Kyle Waters unum at unum5.org
Fri Apr 17 11:27:42 MDT 2009


Jones, Scott (GE Money, consultant) wrote:
> I am trying to get my mailman server set up, and have run into network
> issues. I have a linksys wrt54g router, and have enabled web access. 
>
> Here's my question: If I can access the router remotely, then I should
> fairly easily get access to my server box established, is this correct? 
>   

Your "router" probably does something call Network Address 
Translation(NAT).  What this does is allow many computers behind the 
router to use one IP address.   So there are a couple of things you can 
do to make your router accessible behind a NAT box.

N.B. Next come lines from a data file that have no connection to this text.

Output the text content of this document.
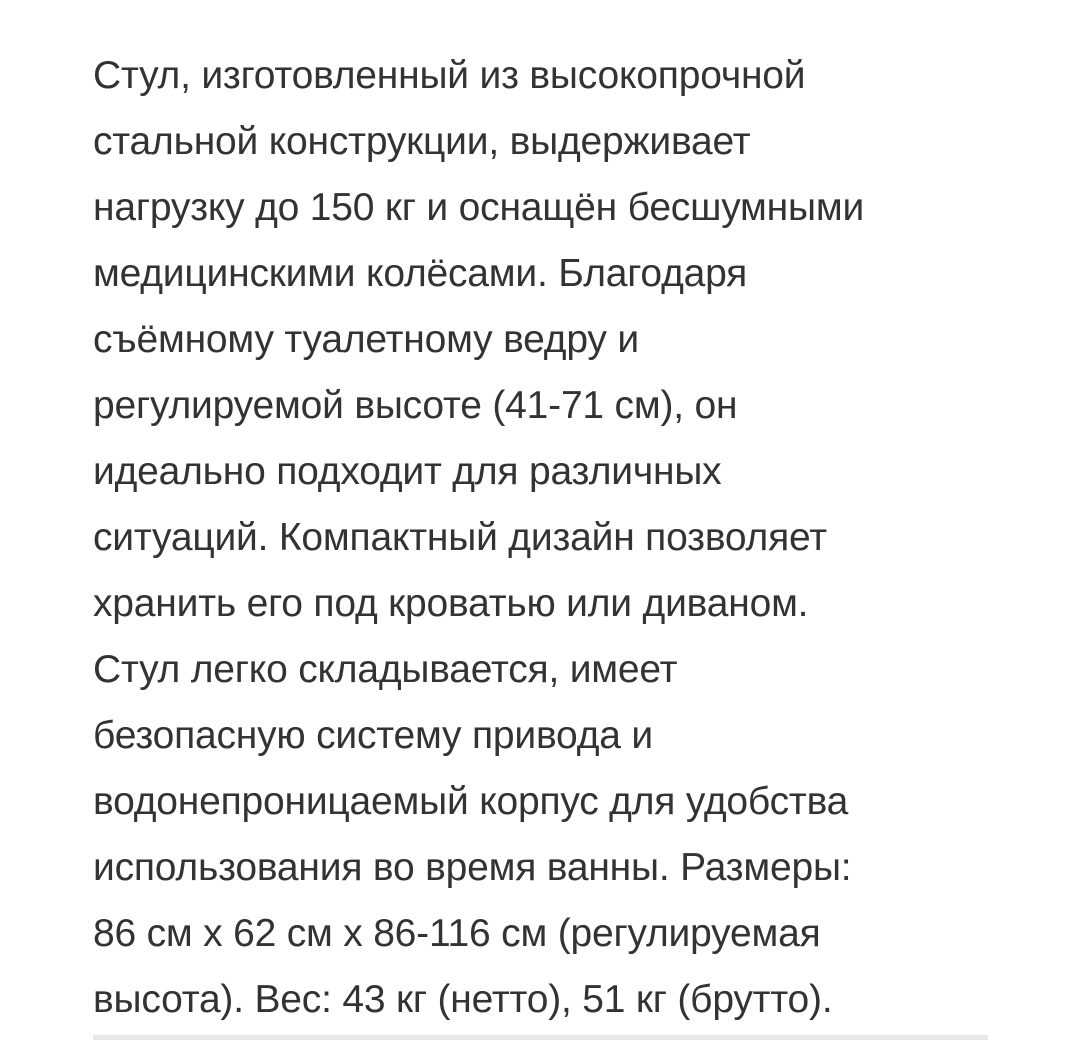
Стул, изготовленный из высокопрочной
стальной конструкции, выдерживает
нагрузку до 150 кг и оснащён бесшумными
медицинскими колёсами. Благодаря
съёмному туалетному ведру и
регулируемой высоте (41-71 см), он
идеально подходит для различных
ситуаций. Компактный дизайн позволяет
хранить его под кроватью или диваном.
Стул легко складывается, имеет
безопасную систему привода и
водонепроницаемый корпус для удобства
использования во время ванны. Размеры:
86 см x 62 см x 86-116 см (регулируемая
высота). Вес: 43 кг (нетто), 51 кг (брутто).
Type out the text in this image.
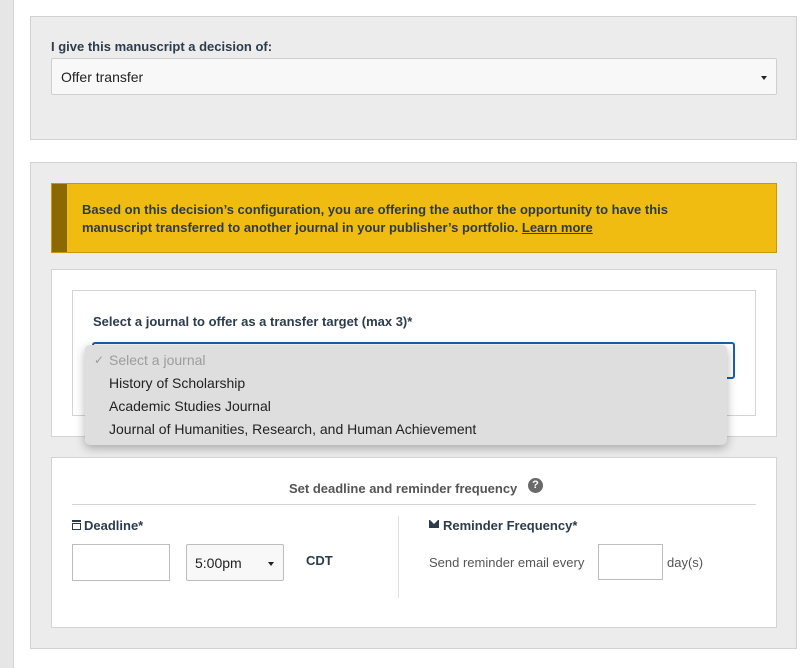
I give this manuscript a decision of:
Offer transfer
Based on this decision’s configuration, you are offering the author the opportunity to have this manuscript transferred to another journal in your publisher’s portfolio. Learn more
Select a journal to offer as a transfer target (max 3)*
✓ Select a journal
History of Scholarship
Academic Studies Journal
Journal of Humanities, Research, and Human Achievement
Set deadline and reminder frequency	?
Deadline*
5:00pm	CDT
Reminder Frequency*
Send reminder email every	day(s)
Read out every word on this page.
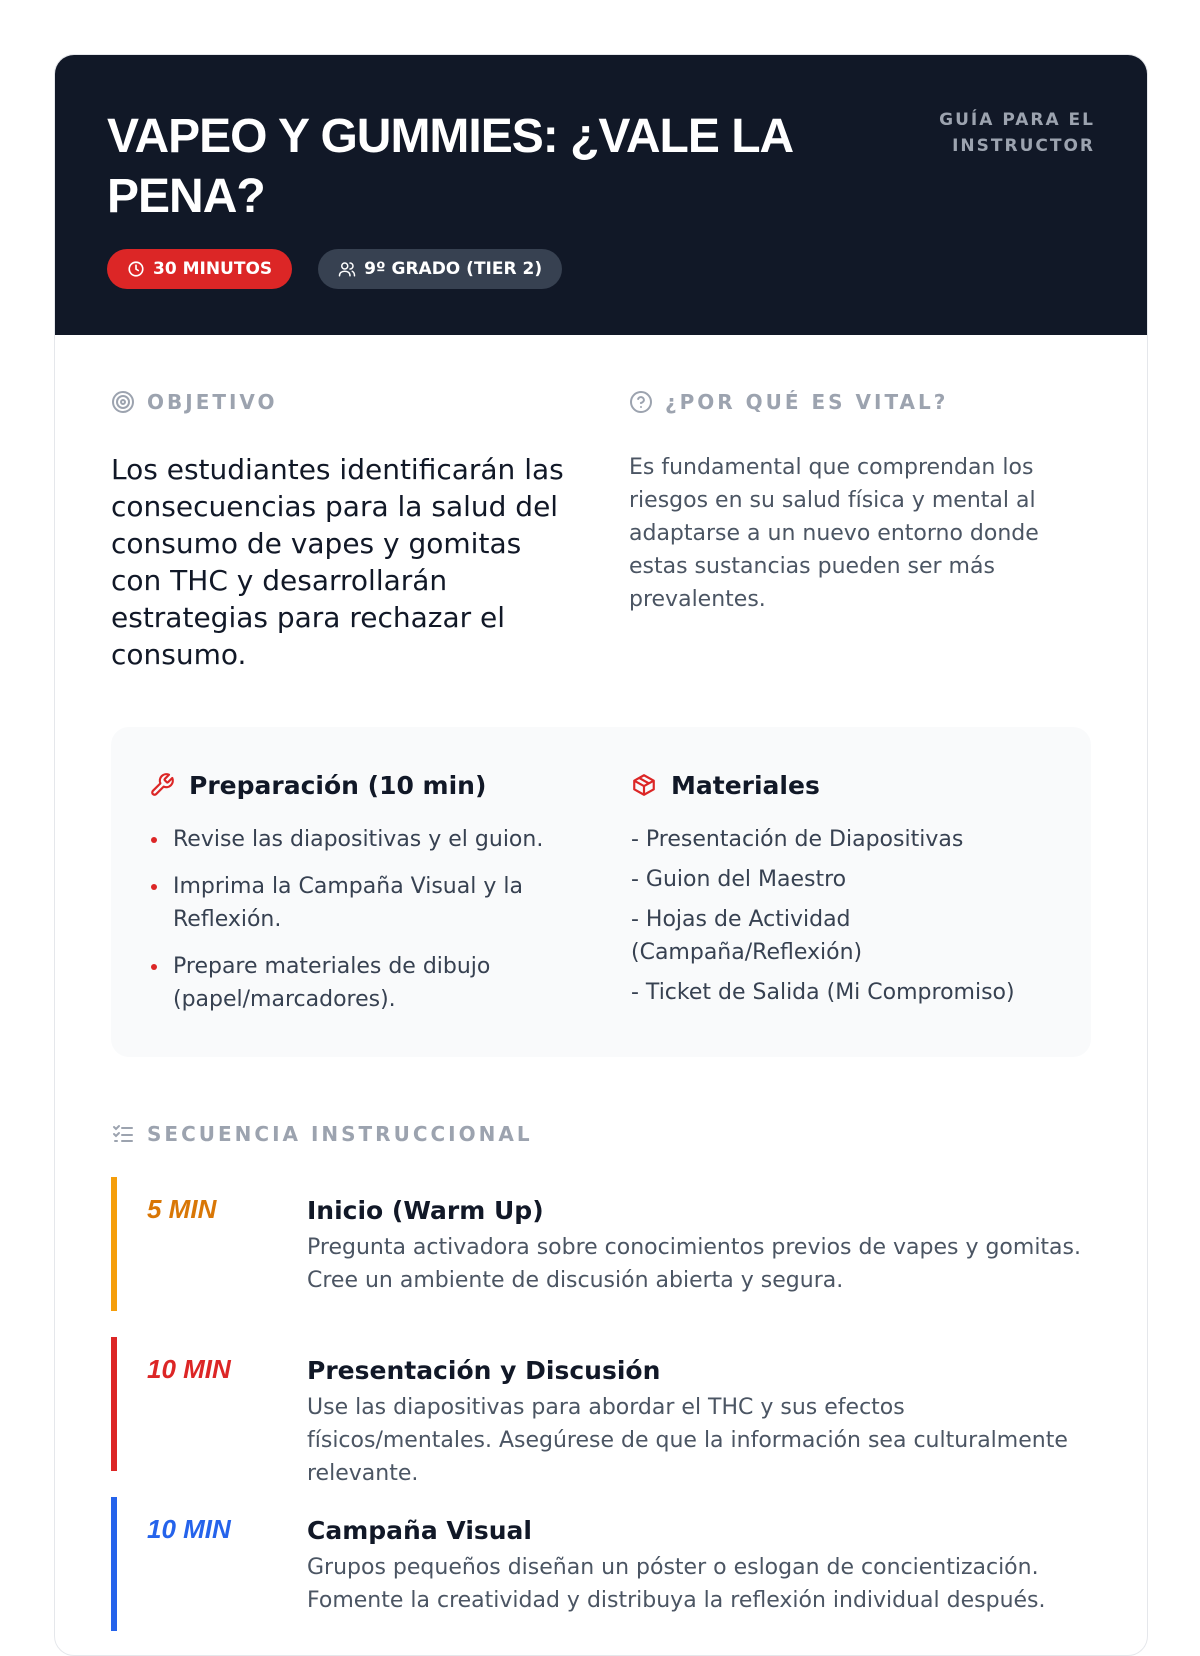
VAPEO Y GUMMIES: ¿VALE LA PENA?
GUÍA PARA EL INSTRUCTOR
30 MINUTOS	9º GRADO (TIER 2)
OBJETIVO

Los estudiantes identificarán las consecuencias para la salud del consumo de vapes y gomitas con THC y desarrollarán estrategias para rechazar el consumo.

¿POR QUÉ ES VITAL?

Es fundamental que comprendan los riesgos en su salud física y mental al adaptarse a un nuevo entorno donde estas sustancias pueden ser más prevalentes.

Preparación (10 min)
Revise las diapositivas y el guion.
Imprima la Campaña Visual y la Reflexión.
Prepare materiales de dibujo (papel/marcadores).
Materiales
- Presentación de Diapositivas
- Guion del Maestro
- Hojas de Actividad (Campaña/Reflexión)
- Ticket de Salida (Mi Compromiso)
SECUENCIA INSTRUCCIONAL
5 MIN	Inicio (Warm Up)
Pregunta activadora sobre conocimientos previos de vapes y gomitas. Cree un ambiente de discusión abierta y segura.
10 MIN	Presentación y Discusión
Use las diapositivas para abordar el THC y sus efectos físicos/mentales. Asegúrese de que la información sea culturalmente relevante.
10 MIN	Campaña Visual
Grupos pequeños diseñan un póster o eslogan de concientización. Fomente la creatividad y distribuya la reflexión individual después.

When I had a server at home I had a router that allowed me to set up 
some of my machine with an IP address from the ISP and set up other 
machines to use the NAT.  This is very common in low end commercial 
routers and enterprise routers.(I don't know if it's an option in 
consumer grade routers)

Port forwarding is the most common way to handle this in a consumer 
grade router.  If the only thing you need to work is email then you can 
set up your router to forward any data that comes in on the mail port to 
go to your server.  The mail(smtp) port is port 25.  If you want to have 
access to the mailman web interface than you will also have to forward 
that port to your server(port 80). 

> The other question: Is it even adviseable to allow web access or is that
> asking for trouble? How hackable is a router, in the face of a
> determined hacker? 
>
>   
One of the basic principles of security is minimalization.   If you 
don't need it, don't enable it.  So regardless of how hackable someone 
may think that is currently(the strength of your password being a major 
factor), if you don't need to access your routers setting from outside 
your internal network than you should not enable the ability to do so.   
Also if the web interface is running on port 80 it will conflict with 
your ability to forward port 80 to your server.  With typical consumer 
grade "routers" you can only have one computer/device on each port.  
Each service has a standard port.  If you want people to be able to 
easily use that service(which is not always the case) you will want to 
run it on it's standard port.  So only one web server, on mail server, etc.